C’est dans cet héritage que s’inscrit N.A.R.D.A.L. : celui de cercles de pensée où les idées circulent, où les expériences se rencontrent et où la réflexion peut prendre des formes multiples. Le programme ne se consacre pas uniquement aux sœurs Nardal : il part de leur histoire pour interroger la place des femmes dans l’histoire des idées, les circulations intellectuelles et les façons dont se construisent, se transmettent ou s’effacent les héritages.

Un nouveau cycle à MansA

N.A.R.D.A.L. est pensé comme un cycle de cartes blanches confiées à des femmes inspirantes des mondes africains, invitées à « faire salon » selon leurs parcours, leurs regards et leurs visions contemporaines des enjeux qui traversent notre époque.

Cette première édition, avec Maboula Soumahoro, inaugure ce cycle à travers un anti-salon transdisciplinaire, accessible et collectif. Pendant tout le week-end, littérature, écriture, danse, cinéma, musique et cuisine deviennent autant de manières de penser, de transmettre et de faire circuler les expériences.

N.A.R.D.A.L. propose ainsi une autre manière de faire salon : un espace pour penser, créer, transmettre, dialoguer et se rencontrer.

LE PROGRAMME

Du vendredi 2 au dimanche 4 octobre 2026

Vendredi 2 octobre

19h–22h30
Soirée d’ouverture

19h30–20h30
Lecture du manifeste de Maboula Soumahoro
Lecture en extérieur, portée en français, créole caribéen, arabe, lingala et bambara.

Avec
Maboula Soumahoro · Zoubida Debbagh · Julien Creuzet · Bénicia Makengele · Diadié Dembélé

20h30–22h30
DJ set — Tysha Cee

Samedi 3 octobre

11h–12h30
Les Sœurs Nardal : un Anti-Salon pour explorer leur héritage
Léa Mormin-Chauvac · Ève Gianoncelli

12h30–14h30
Conférence culinaire : Le poulet DG, histoire d’un continent
Alexandre Bella Ola, avec Vicky et Yonni-André Bella Ola

14h–17h
Atelier d’écriture « La parole est nôtre » — animé par Maboula Soumahoro

18h–20h
Projection du film Lovers Rock réalisé par Steve McQueen

Dimanche 4 octobre

10h–11h30
Atelier de danse waacking — animé par Boubou Belbak

11h30–12h
Performance de waacking — Boubou Belbak

13h30–15h
Atelier de prise de parole publique — animé par Rokhaya Diallo

15h30–17h
Projection du documentaire Mariannes noires réalisé par Mame-Fatou Niang

17h30–19h30
Projection du documentaire Ouvrir la voix réalisé par Amandine Gay

19h30–20h30
Discussion post-projection : « Dix ans plus tard, où en sommes-nous ? »
Mame-Fatou Niang · modération Estelle Ndjandjo

20h30–22h
Dîner de clôture avec l’association Dena’ba

À PROPOS

Les Sœurs Nardal — Les sept sœurs Nardal — Paulette, Émilie, Alice, Jane, Cécile, Lucie et Andrée — sont originaires de la Martinique.

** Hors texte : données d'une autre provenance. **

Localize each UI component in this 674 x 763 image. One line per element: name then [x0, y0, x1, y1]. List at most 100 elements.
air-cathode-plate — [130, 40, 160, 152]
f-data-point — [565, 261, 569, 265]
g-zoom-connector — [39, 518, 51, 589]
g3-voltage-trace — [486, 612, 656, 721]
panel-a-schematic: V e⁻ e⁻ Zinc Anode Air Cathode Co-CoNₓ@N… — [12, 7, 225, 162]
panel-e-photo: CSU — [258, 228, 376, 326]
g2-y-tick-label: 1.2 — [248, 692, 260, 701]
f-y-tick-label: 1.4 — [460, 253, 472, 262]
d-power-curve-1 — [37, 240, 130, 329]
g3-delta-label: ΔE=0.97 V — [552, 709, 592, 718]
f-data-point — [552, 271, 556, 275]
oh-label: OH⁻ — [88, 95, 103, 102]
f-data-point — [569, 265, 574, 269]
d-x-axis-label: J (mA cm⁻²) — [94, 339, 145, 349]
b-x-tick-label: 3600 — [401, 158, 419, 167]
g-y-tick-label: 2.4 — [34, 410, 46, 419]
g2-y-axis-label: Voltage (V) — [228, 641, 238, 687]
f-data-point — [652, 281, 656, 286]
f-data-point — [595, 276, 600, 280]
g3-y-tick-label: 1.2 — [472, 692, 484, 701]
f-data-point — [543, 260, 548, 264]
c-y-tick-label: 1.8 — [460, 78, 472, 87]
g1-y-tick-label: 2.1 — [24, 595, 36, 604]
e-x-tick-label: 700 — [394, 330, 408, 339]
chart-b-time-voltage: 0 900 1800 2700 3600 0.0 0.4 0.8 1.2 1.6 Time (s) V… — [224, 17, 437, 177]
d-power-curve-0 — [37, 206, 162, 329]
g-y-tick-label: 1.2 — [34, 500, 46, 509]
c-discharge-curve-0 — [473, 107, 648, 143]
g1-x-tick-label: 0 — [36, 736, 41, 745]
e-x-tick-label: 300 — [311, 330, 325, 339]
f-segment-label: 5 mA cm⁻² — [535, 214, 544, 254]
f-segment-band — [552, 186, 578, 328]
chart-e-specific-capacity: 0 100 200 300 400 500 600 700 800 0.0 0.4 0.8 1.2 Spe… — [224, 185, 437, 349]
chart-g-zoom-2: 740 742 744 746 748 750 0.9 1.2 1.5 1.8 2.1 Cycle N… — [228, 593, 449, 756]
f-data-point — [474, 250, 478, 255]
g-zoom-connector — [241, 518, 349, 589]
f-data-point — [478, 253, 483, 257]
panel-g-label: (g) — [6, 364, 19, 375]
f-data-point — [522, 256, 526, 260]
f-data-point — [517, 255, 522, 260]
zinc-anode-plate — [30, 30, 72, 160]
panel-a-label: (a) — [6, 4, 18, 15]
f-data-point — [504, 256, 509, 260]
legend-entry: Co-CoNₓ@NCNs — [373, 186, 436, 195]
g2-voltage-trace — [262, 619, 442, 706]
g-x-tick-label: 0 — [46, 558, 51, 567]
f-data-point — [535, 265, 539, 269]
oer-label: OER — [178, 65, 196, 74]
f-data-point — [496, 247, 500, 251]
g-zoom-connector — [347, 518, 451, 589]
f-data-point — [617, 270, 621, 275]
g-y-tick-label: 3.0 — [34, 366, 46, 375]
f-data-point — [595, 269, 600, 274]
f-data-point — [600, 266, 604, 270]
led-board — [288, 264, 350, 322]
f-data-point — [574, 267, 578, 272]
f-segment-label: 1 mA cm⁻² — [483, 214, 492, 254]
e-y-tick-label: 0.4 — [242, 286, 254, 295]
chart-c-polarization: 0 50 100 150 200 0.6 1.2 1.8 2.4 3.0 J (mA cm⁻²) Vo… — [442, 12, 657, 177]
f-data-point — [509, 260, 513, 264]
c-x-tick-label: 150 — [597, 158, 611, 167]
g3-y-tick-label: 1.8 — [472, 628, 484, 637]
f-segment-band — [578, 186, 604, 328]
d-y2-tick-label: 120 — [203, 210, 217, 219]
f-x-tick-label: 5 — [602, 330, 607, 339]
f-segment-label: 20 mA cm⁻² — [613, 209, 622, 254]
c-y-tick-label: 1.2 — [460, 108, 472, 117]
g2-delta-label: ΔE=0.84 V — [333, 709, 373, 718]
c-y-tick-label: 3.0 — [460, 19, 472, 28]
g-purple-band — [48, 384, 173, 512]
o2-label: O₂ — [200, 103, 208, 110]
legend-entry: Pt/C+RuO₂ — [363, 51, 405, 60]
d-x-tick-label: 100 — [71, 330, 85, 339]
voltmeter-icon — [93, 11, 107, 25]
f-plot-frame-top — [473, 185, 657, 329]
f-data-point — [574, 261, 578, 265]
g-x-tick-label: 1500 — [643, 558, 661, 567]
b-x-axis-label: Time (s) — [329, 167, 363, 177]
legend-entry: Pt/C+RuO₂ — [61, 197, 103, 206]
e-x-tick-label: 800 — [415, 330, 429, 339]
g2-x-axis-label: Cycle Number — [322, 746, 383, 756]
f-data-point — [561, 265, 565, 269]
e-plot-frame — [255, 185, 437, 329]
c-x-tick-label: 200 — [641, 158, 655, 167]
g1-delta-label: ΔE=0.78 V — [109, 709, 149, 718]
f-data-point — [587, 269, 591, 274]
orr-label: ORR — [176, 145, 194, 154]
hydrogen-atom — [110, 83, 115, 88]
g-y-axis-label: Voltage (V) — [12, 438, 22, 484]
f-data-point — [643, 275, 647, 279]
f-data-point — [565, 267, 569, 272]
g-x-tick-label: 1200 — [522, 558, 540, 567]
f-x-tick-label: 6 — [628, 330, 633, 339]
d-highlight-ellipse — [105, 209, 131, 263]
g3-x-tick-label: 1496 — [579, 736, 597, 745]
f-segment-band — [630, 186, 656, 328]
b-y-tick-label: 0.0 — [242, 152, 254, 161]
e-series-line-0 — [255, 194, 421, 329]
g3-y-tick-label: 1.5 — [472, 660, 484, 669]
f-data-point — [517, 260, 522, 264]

Plusieurs d’entre elles participent à la vie intellectuelle et culturelle du Paris de l’entre-deux-guerres. Paulette, Jane et Andrée sont notamment associées au salon littéraire de Clamart, espace de rencontres et de circulation des idées entre les Caraïbes, l’Afrique, l’Europe et les États-Unis. Paulette Nardal cofonde en 1931 La Revue du monde noir, à laquelle Jane et Andrée contribuent également. Leur rôle dans l’histoire des circulations intellectuelles noires et dans la genèse de la Négritude a longtemps été moins reconnu que celui des figures masculines du mouvement.

Maboula Soumahoro — Maîtresse de conférences en civilisation du monde anglophone à l’université de Tours, Maboula Soumahoro est spécialiste des études étatsuniennes, africaines-américaines et des diasporas noires et africaines dans le monde atlantique. Elle est notamment l’autrice de Le Triangle et l’Hexagone. Réflexions sur une identité noire (La Découverte, 2020) et la traductrice de À perte de mère. Sur les routes atlantiques de l’esclavage de Saidiya Hartman (2023), ainsi que de Black British Music de Paul Gilroy, publié en français en 2026 chez Audimat.